Versão de 4 jogos simultâneos da MVSVersão de 4 jogos simultâneos da MVSFonte:  Memoriabit 

A SNK apostou alto ao facilitar e baratear os produtos em um mercado que aceitava pagar caro por itens de menor qualidade. Porém, foi ainda mais longe ao decidir investir em países pobres, como o Brasil. A ideia surpreendente foi não vender as máquinas completas, mas apenas as placas do sistema MVS que liam os jogos, sem vincular monitor, gabinete e outros componentes que encarecem o produto. Assim, qualquer um poderia comprar quantas placas quisesse e revender ou montar as máquinas como desejasse.

Como resultado, em cada bar, padaria, sorveteria ou loja, havia uma máquina de The King of Fighters rodando nos anos 90. Isso não ocorreu apenas no Brasil, mas em vários países do terceiro mundo. A SNK foi na contramão do mercado, abrindo mão de lucros grandes e fáceis para apostar exclusivamente no povo. Essa decisão terá reflexos importantes no fim desta história.

The King of Fighters

Com a grande facilidade de encontrar máquinas em quase todas as esquinas, os jogos publicados para Neo Geo eram muito mais acessíveis à população. Entretanto, isso não significa que os jogadores da época podiam pagar para jogar. Além disso, empresas como a Capcom, com incríveis sucessos como Street Fighter 2 e diversos jogos beat’em ups, também lançaram logísticas similares posteriormente. Assim, era comum ver máquinas de fliperamas de empresas diferentes muito próximas umas das outras. Mas o que fez The King of Fighters se tornar uma febre nacional?

Poster de The King of Fighters 94 destacando o diferencial do gamePoster de The King of Fighters 94 destacando o diferencial do gameFonte:  StrategyWiki 

Neste ano, KOF completa 30 anos. O jogo uniu personagens de diversos títulos famosos da companhia, como Fatal Fury, Art of Fighting, Ikari Warriors e Psycho Soldiers, algo inédito no mercado. No entanto, o principal diferencial como jogo de luta foi o que surpreendeu na época: você não controla e enfrenta apenas um personagem durante o gameplay. Como isso impacta o sucesso? Ao colocar três lutadores de cada lado, a SNK ampliou para quase três vezes mais o tempo de duração de cada ficha, oferecendo muito mais opções e tempo de diversão. Isso era perfeito para jogadores com pouco dinheiro para gastar.

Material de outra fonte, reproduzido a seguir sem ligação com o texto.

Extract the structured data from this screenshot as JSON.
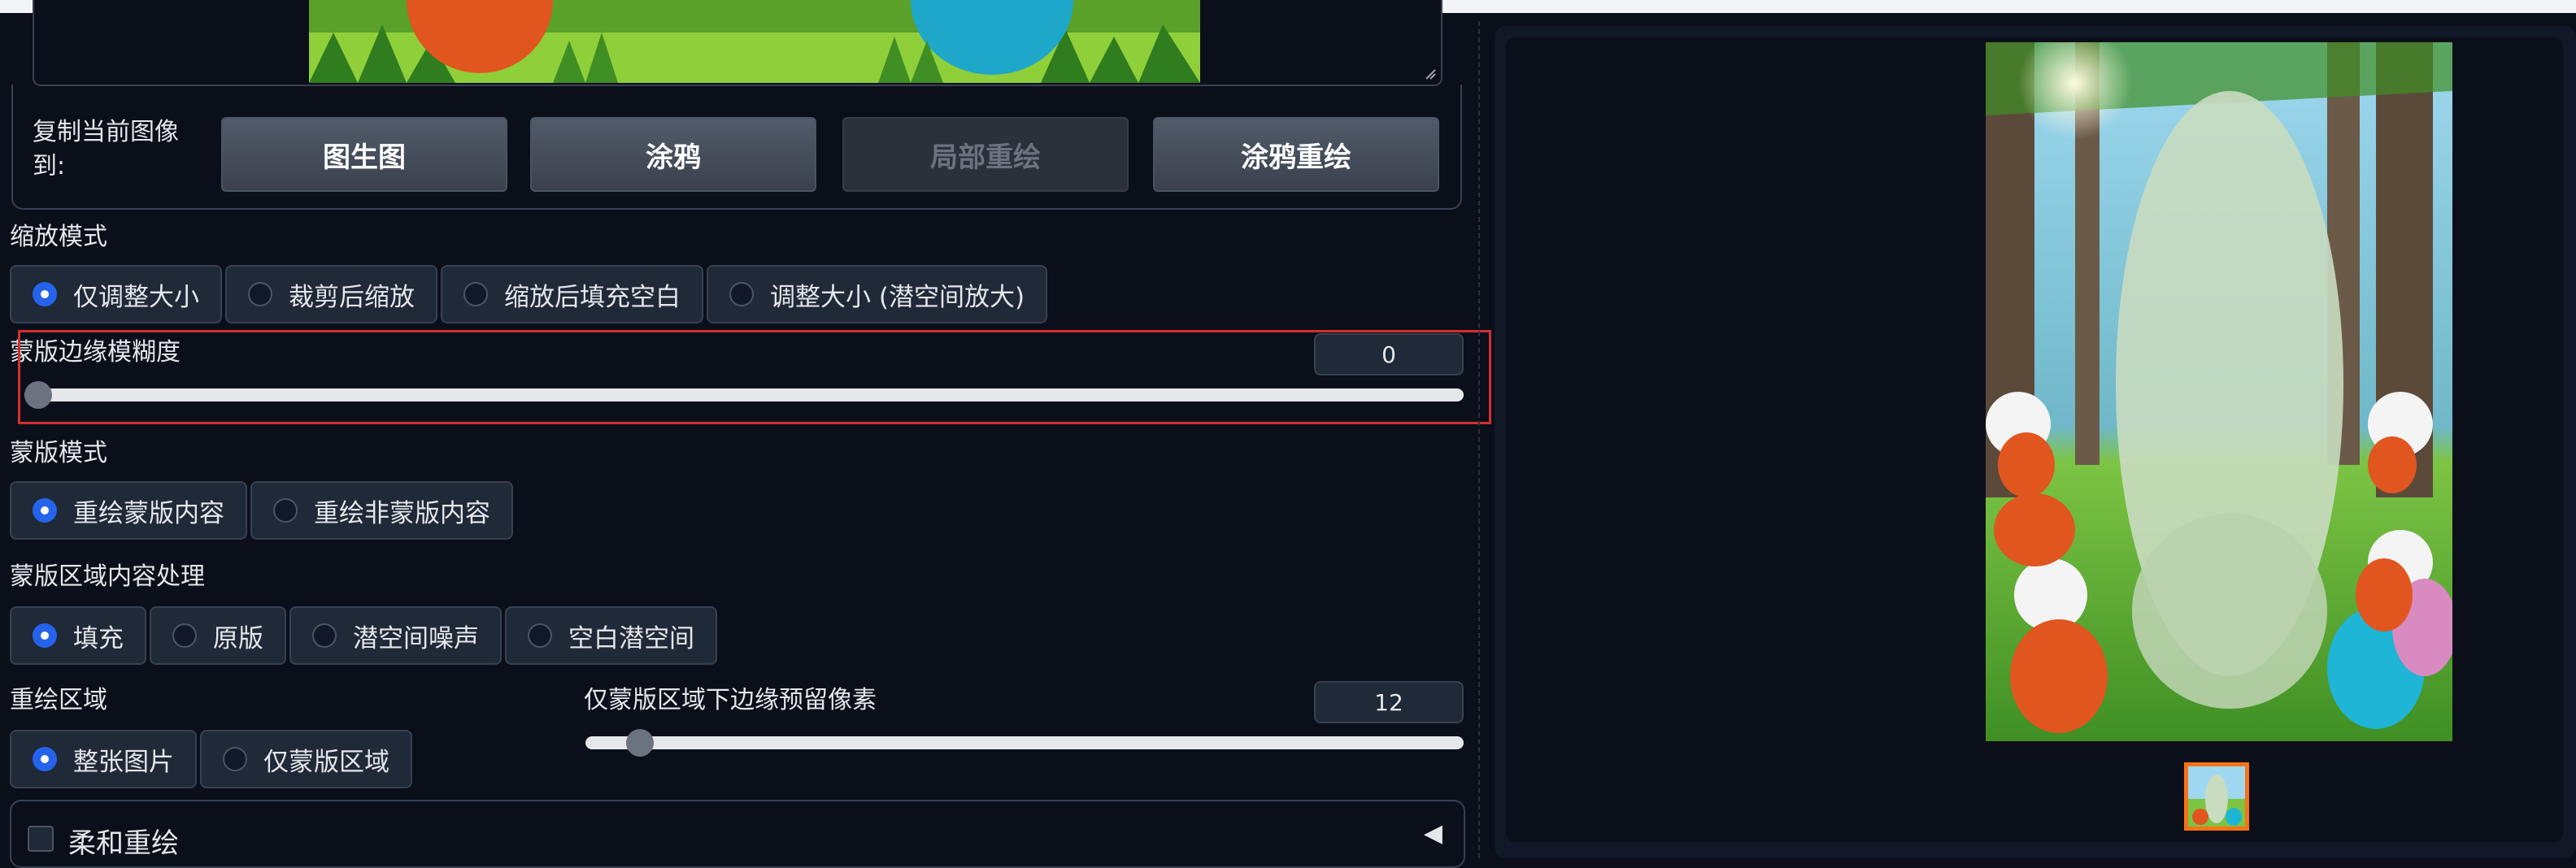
{
  "copy_section": {
    "label": "复制当前图像到:",
    "buttons": [
      {
        "label": "图生图",
        "enabled": true
      },
      {
        "label": "涂鸦",
        "enabled": true
      },
      {
        "label": "局部重绘",
        "enabled": false
      },
      {
        "label": "涂鸦重绘",
        "enabled": true
      }
    ]
  },
  "resize_mode": {
    "label": "缩放模式",
    "options": [
      "仅调整大小",
      "裁剪后缩放",
      "缩放后填充空白",
      "调整大小 (潜空间放大)"
    ],
    "selected": "仅调整大小"
  },
  "mask_blur": {
    "label": "蒙版边缘模糊度",
    "value": "0",
    "fraction": 0
  },
  "mask_mode": {
    "label": "蒙版模式",
    "options": [
      "重绘蒙版内容",
      "重绘非蒙版内容"
    ],
    "selected": "重绘蒙版内容"
  },
  "masked_content": {
    "label": "蒙版区域内容处理",
    "options": [
      "填充",
      "原版",
      "潜空间噪声",
      "空白潜空间"
    ],
    "selected": "填充"
  },
  "inpaint_area": {
    "label": "重绘区域",
    "options": [
      "整张图片",
      "仅蒙版区域"
    ],
    "selected": "整张图片"
  },
  "padding": {
    "label": "仅蒙版区域下边缘预留像素",
    "value": "12",
    "fraction": 0.047
  },
  "soft_inpaint": {
    "label": "柔和重绘",
    "arrow": "◀"
  },
  "colors": {
    "accent": "#2563eb",
    "highlight": "#d32f2f",
    "thumb_border": "#f97316"
  }
}
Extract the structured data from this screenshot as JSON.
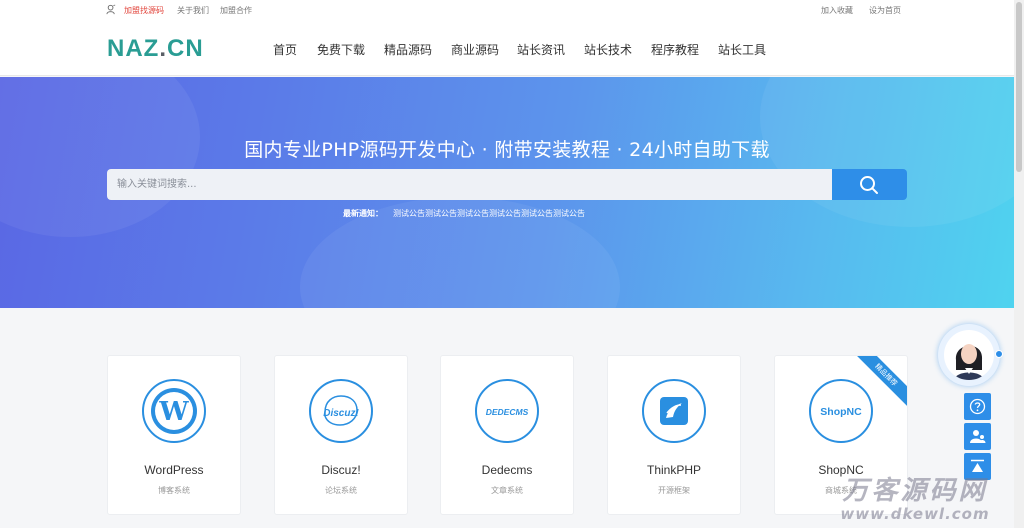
{
  "topbar": {
    "left_links": [
      "加盟找源码",
      "关于我们",
      "加盟合作"
    ],
    "right_links": [
      "加入收藏",
      "设为首页"
    ]
  },
  "header": {
    "logo_main": "NAZ",
    "logo_dot": ".",
    "logo_tld": "CN",
    "nav": [
      "首页",
      "免费下载",
      "精品源码",
      "商业源码",
      "站长资讯",
      "站长技术",
      "程序教程",
      "站长工具"
    ]
  },
  "banner": {
    "headline": "国内专业PHP源码开发中心 · 附带安装教程 · 24小时自助下载",
    "search_placeholder": "输入关键词搜索...",
    "notice_label": "最新通知：",
    "notice_text": "测试公告测试公告测试公告测试公告测试公告测试公告"
  },
  "cards": [
    {
      "name": "WordPress",
      "sub": "博客系统",
      "icon": "wordpress-logo"
    },
    {
      "name": "Discuz!",
      "sub": "论坛系统",
      "icon": "discuz-logo",
      "logo_text": "Discuz!"
    },
    {
      "name": "Dedecms",
      "sub": "文章系统",
      "icon": "dedecms-logo",
      "logo_text": "DEDECMS"
    },
    {
      "name": "ThinkPHP",
      "sub": "开源框架",
      "icon": "thinkphp-logo"
    },
    {
      "name": "ShopNC",
      "sub": "商城系统",
      "icon": "shopnc-logo",
      "logo_text": "ShopNC",
      "ribbon": "精品推荐"
    }
  ],
  "watermark": {
    "line1": "万客源码网",
    "line2": "www.dkewl.com"
  },
  "colors": {
    "accent": "#2e8ee8",
    "logo": "#2a9d94",
    "red_link": "#e2453c"
  }
}
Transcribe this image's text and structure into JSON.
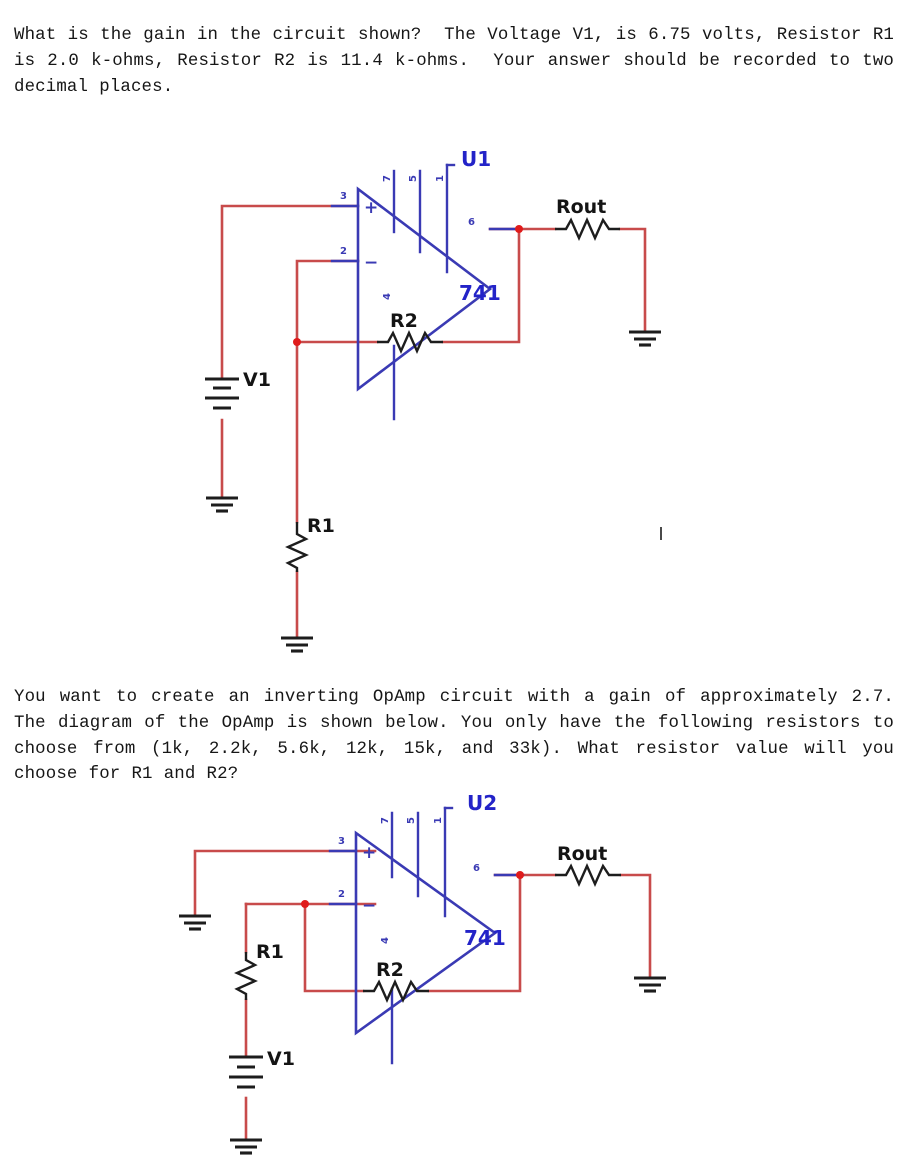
{
  "document": {
    "kind": "electronics-homework-questions"
  },
  "questions": [
    {
      "id": "q1",
      "text": "What is the gain in the circuit shown?  The Voltage V1, is 6.75 volts, Resistor R1 is 2.0 k-ohms, Resistor R2 is 11.4 k-ohms.  Your answer should be recorded to two decimal places."
    },
    {
      "id": "q2",
      "text": "You want to create an inverting OpAmp circuit with a gain of approximately 2.7.  The diagram of the OpAmp is shown below. You only have the following resistors to choose from (1k, 2.2k, 5.6k, 12k, 15k, and 33k). What resistor value will you choose for R1 and R2?"
    }
  ],
  "colors": {
    "wire_red": "#c84b4b",
    "pin_blue": "#3a3ab4",
    "label_blue": "#2323c8",
    "node_red": "#e01b1b",
    "component_black": "#1d1d1d",
    "text_black": "#161616",
    "background": "#ffffff"
  },
  "circuit_1": {
    "name": "non-inverting-opamp-circuit",
    "opamp": {
      "designator": "U1",
      "part_number": "741",
      "plus_symbol": "+",
      "minus_symbol": "−",
      "pins": {
        "non_inverting": "3",
        "inverting": "2",
        "output": "6",
        "v_plus": "7",
        "offset_null_a": "5",
        "offset_null_b": "1",
        "v_minus": "4"
      }
    },
    "components": [
      {
        "ref": "V1",
        "type": "battery",
        "label": "V1"
      },
      {
        "ref": "R1",
        "type": "resistor",
        "label": "R1"
      },
      {
        "ref": "R2",
        "type": "resistor",
        "label": "R2"
      },
      {
        "ref": "Rout",
        "type": "resistor",
        "label": "Rout"
      }
    ],
    "grounds": 3
  },
  "circuit_2": {
    "name": "inverting-opamp-circuit",
    "opamp": {
      "designator": "U2",
      "part_number": "741",
      "plus_symbol": "+",
      "minus_symbol": "−",
      "pins": {
        "non_inverting": "3",
        "inverting": "2",
        "output": "6",
        "v_plus": "7",
        "offset_null_a": "5",
        "offset_null_b": "1",
        "v_minus": "4"
      }
    },
    "components": [
      {
        "ref": "R1",
        "type": "resistor",
        "label": "R1"
      },
      {
        "ref": "R2",
        "type": "resistor",
        "label": "R2"
      },
      {
        "ref": "Rout",
        "type": "resistor",
        "label": "Rout"
      },
      {
        "ref": "V1",
        "type": "battery",
        "label": "V1"
      }
    ],
    "grounds": 3
  }
}
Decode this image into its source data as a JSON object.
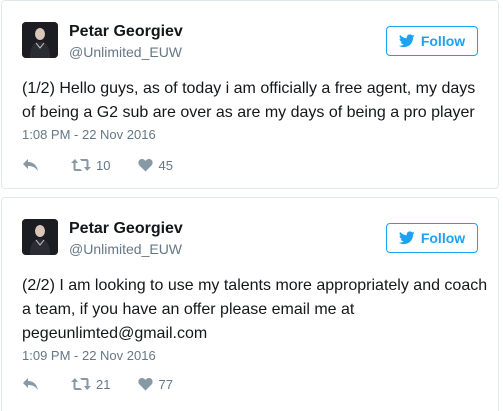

Em contrapartida, a rotatividade de jogadores nas máquinas de KOF era muito menor. Com menos fichas vendidas, o lucro também diminuía. Isso, somado ao barateamento da distribuição das máquinas, poderia levar a empresa a cortar custos em outras áreas, mas a SNK acreditava fortemente em sua visão de mercado voltada para o povo.

A companhia investiu ainda mais, construindo fábricas em diversos continentes para facilitar a distribuição desses arcades baratos, sendo a primeira delas na Zona Franca de Manaus. Tudo isso para proporcionar grandes experiências aos jogadores, não apenas com a localização completa para brasileiros e outros países, mas também aumentando exponencialmente o setor de desenvolvimento de jogos da SNK. Isso possibilitou novidades anuais em gráficos, jogabilidade, música, história e muito mais em The King of Fighters.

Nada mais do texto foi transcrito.